Этот год стал роковым для Николая Николаевича.
Исследователь жизни Н.Н. Муравьёва Н.Задонский обнаружил в архиве среди прочих материалов дневниковую запись, сделанную Николаем Николаевичем 13 ноября 1830 г. следующего содержания: «Сегодня ровно три года, как я возвратился из Тавриза в Тифлис, и сколь различно состояние моё! Наслаждение настоящего, предположения в будущем всё соделывало меня счастливейшим из смертных. Бог даровал мне жену по сердцу и желанию моему. Я имел детей, ныне же одинок. Сын похоронен в Грузии, жена с другим ребёнком в России, старшую дочь везу в Петербург, чтобы отдать её родственникам и ещё в течение жизни моей сделать её сиротою. Боже, боже мой! Не оставь меня в дни скорби моей! Три года назад, в день сегодняшний, я обнял жену свою, которую ныне обнимаю только в страшных сновидениях. Она приняла меня тогда в кругу семейном; ныне никто не примет меня, и я не имею более семейства. Мы жили тогда в приятном месте, в стране прелестной, под ясным небом. Ныне я в обширной пустыне, между людьми чужими, занятыми собственными заботами или расстройствами семейными, поразившими отечество моё. Я одинок в дикой, свирепой стране сей!» .

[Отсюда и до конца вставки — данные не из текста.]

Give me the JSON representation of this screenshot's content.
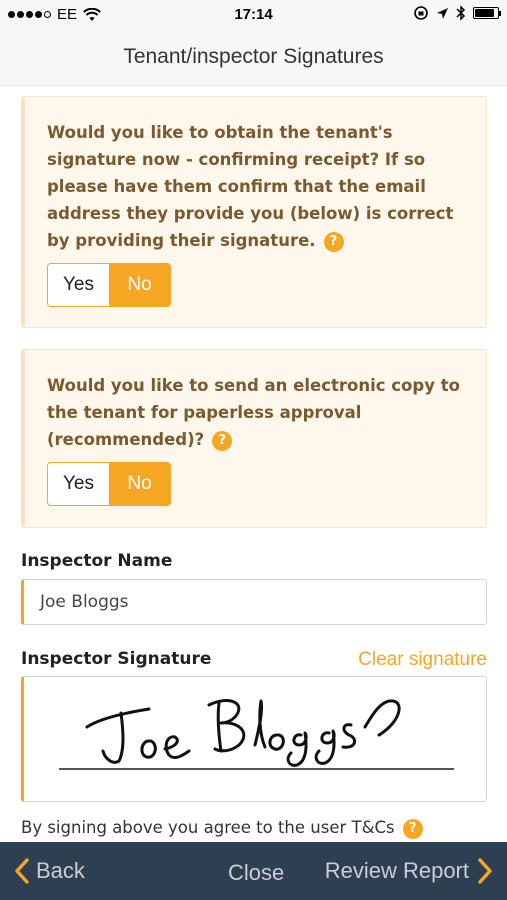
{
  "status_bar": {
    "carrier": "EE",
    "time": "17:14",
    "signal_icon": "signal-dots-icon",
    "wifi_icon": "wifi-icon",
    "battery_level": 0.85
  },
  "nav": {
    "title": "Tenant/inspector Signatures"
  },
  "question1": {
    "text": "Would you like to obtain the tenant's signature now - confirming receipt? If so please have them confirm that the email address they provide you (below) is correct by providing their signature.",
    "help_symbol": "?",
    "yes_label": "Yes",
    "no_label": "No",
    "selected": "No"
  },
  "question2": {
    "text": "Would you like to send an electronic copy to the tenant for paperless approval (recommended)?",
    "help_symbol": "?",
    "yes_label": "Yes",
    "no_label": "No",
    "selected": "No"
  },
  "inspector": {
    "name_label": "Inspector Name",
    "name_value": "Joe Bloggs",
    "signature_label": "Inspector Signature",
    "clear_label": "Clear signature"
  },
  "agreement": {
    "text": "By signing above you agree to the user T&Cs",
    "help_symbol": "?"
  },
  "bottom_nav": {
    "back_label": "Back",
    "close_label": "Close",
    "review_label": "Review Report"
  },
  "colors": {
    "accent": "#f5a623",
    "card_bg": "#fef7eb",
    "card_text": "#7a5a32",
    "bottom_bar": "#2f3f52"
  }
}
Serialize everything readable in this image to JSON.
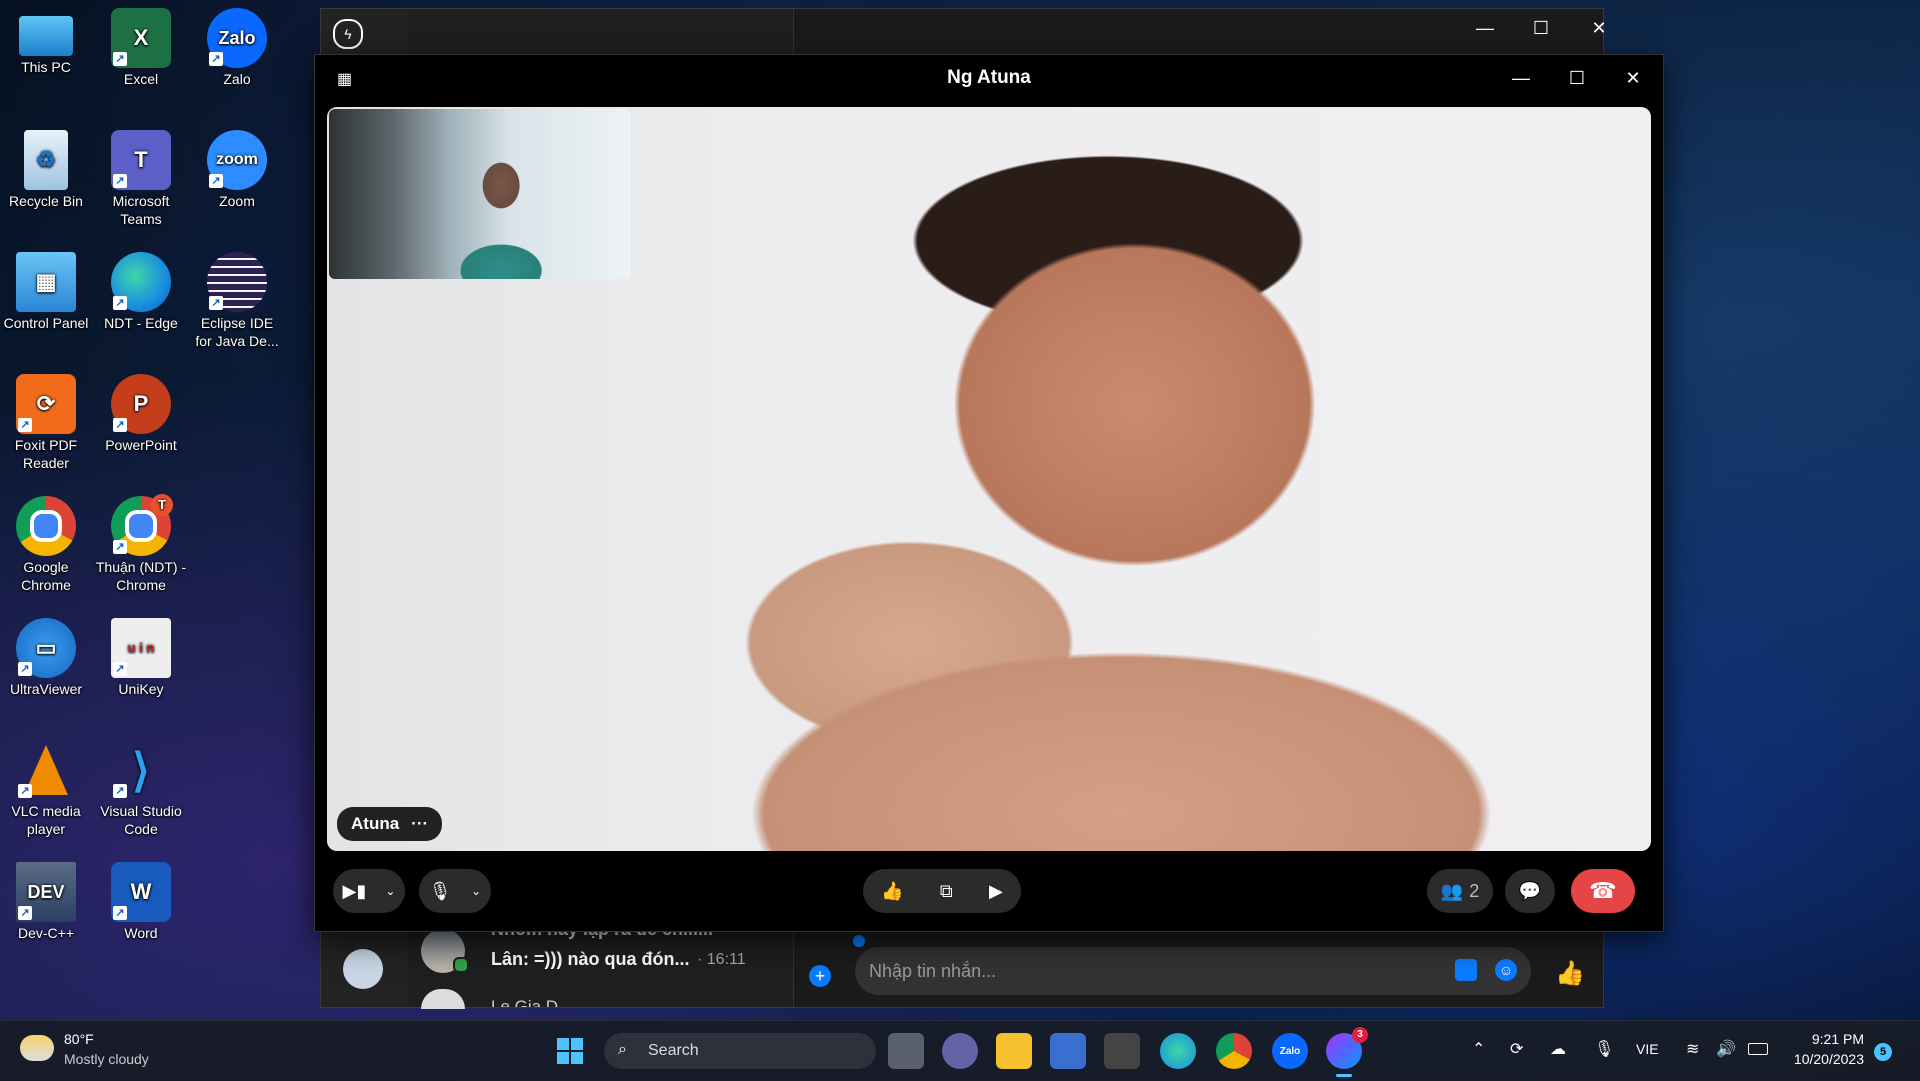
{
  "desktop": {
    "icons": [
      {
        "label": "This PC"
      },
      {
        "label": "Excel"
      },
      {
        "label": "Zalo"
      },
      {
        "label": "Recycle Bin"
      },
      {
        "label": "Microsoft Teams"
      },
      {
        "label": "Zoom"
      },
      {
        "label": "Control Panel"
      },
      {
        "label": "NDT - Edge"
      },
      {
        "label": "Eclipse IDE for Java De..."
      },
      {
        "label": "Foxit PDF Reader"
      },
      {
        "label": "PowerPoint"
      },
      {
        "label": "Google Chrome"
      },
      {
        "label": "Thuận (NDT) - Chrome"
      },
      {
        "label": "UltraViewer"
      },
      {
        "label": "UniKey"
      },
      {
        "label": "VLC media player"
      },
      {
        "label": "Visual Studio Code"
      },
      {
        "label": "Dev-C++"
      },
      {
        "label": "Word"
      }
    ],
    "icon_glyphs": {
      "excel": "X",
      "powerpoint": "P",
      "word": "W",
      "teams": "T",
      "zalo": "Zalo",
      "zoom": "zoom",
      "dev": "DEV",
      "chrome_badge": "T",
      "unikey": "u i n"
    }
  },
  "messenger_back": {
    "chat_preview_top": "Nhóm hay lập ra để chill...",
    "chat_preview_message": "Lân: =))) nào qua đón...",
    "chat_preview_time": "· 16:11",
    "chat_preview_next": "Le Gia D...",
    "message_placeholder": "Nhập tin nhắn..."
  },
  "call": {
    "title": "Ng Atuna",
    "participant_name": "Atuna",
    "participant_more": "···",
    "participants_count": "2"
  },
  "taskbar": {
    "weather_temp": "80°F",
    "weather_desc": "Mostly cloudy",
    "search_label": "Search",
    "language": "VIE",
    "time": "9:21 PM",
    "date": "10/20/2023",
    "notification_count": "5",
    "messenger_badge": "3"
  },
  "colors": {
    "end_call": "#e64545",
    "accent_blue": "#0a7cff",
    "call_bg": "#000000"
  }
}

Как указывает Н.Задонский, никаких дневниковых записей декабрист не вёл ни ранее, ни позже. А вот теперь, поражённый ужасным несчастьем, впервые изменил долголетней привычке.

Используя другие источники, исследователю удалось восстановить цепь событий.
В сентябре этого же, 1830 года, Николай Николаевич по приглашению фельдмаршала Дибича, которому удалось осуществить перевод Муравьёва в свою армию, прибыл в Петербург за получением нового назначения – командиром бригады, расквартированной в Литве.

Уехать из столицы, не повидавшись с семьями сосланных декабристов, он не мог и прежде всего посетил Екатерину Фёдоровну Муравьёву. Нашёл её постаревшей, измученной страданиями за своих сыновей – Никиту и Александра, томящихся на каторге в Сибири. Она призналась Николаю Николаевичу, что многие бывшие приятели давно её не посещают, а в неизменности чувств Николая всегда была уверена . Муравьёв пробыл у Екатерины Фёдоровны весь день, а на следующий посетил другого родственника – сенатора Ивана Матвеевича Муравьёва-Апостола, потерявшего двух сыновей - Сергея и Ипполита, третий – Матвей, отбывал каторгу в Сибири.

Н. Задонский пишет: «Страшная участь трёх сыновей словно тяжёлым камнем придавила старика. Узнать его было трудно. Он сидел у камина в халате и тёплых домашних туфлях. Освещённое красным дрожащим пламенем высохшее лицо его с глубоко запавшими глазами и всклокоченными седыми волосами оставляло жуткое впечатление… Муравьёв вернулся к себе на квартиру с тяжёлым чувством. Сколько всюду горя, сколько безмерных страданий, сколько семейных расстройств, вызванных жестокосердием и злобной мстительностью императора».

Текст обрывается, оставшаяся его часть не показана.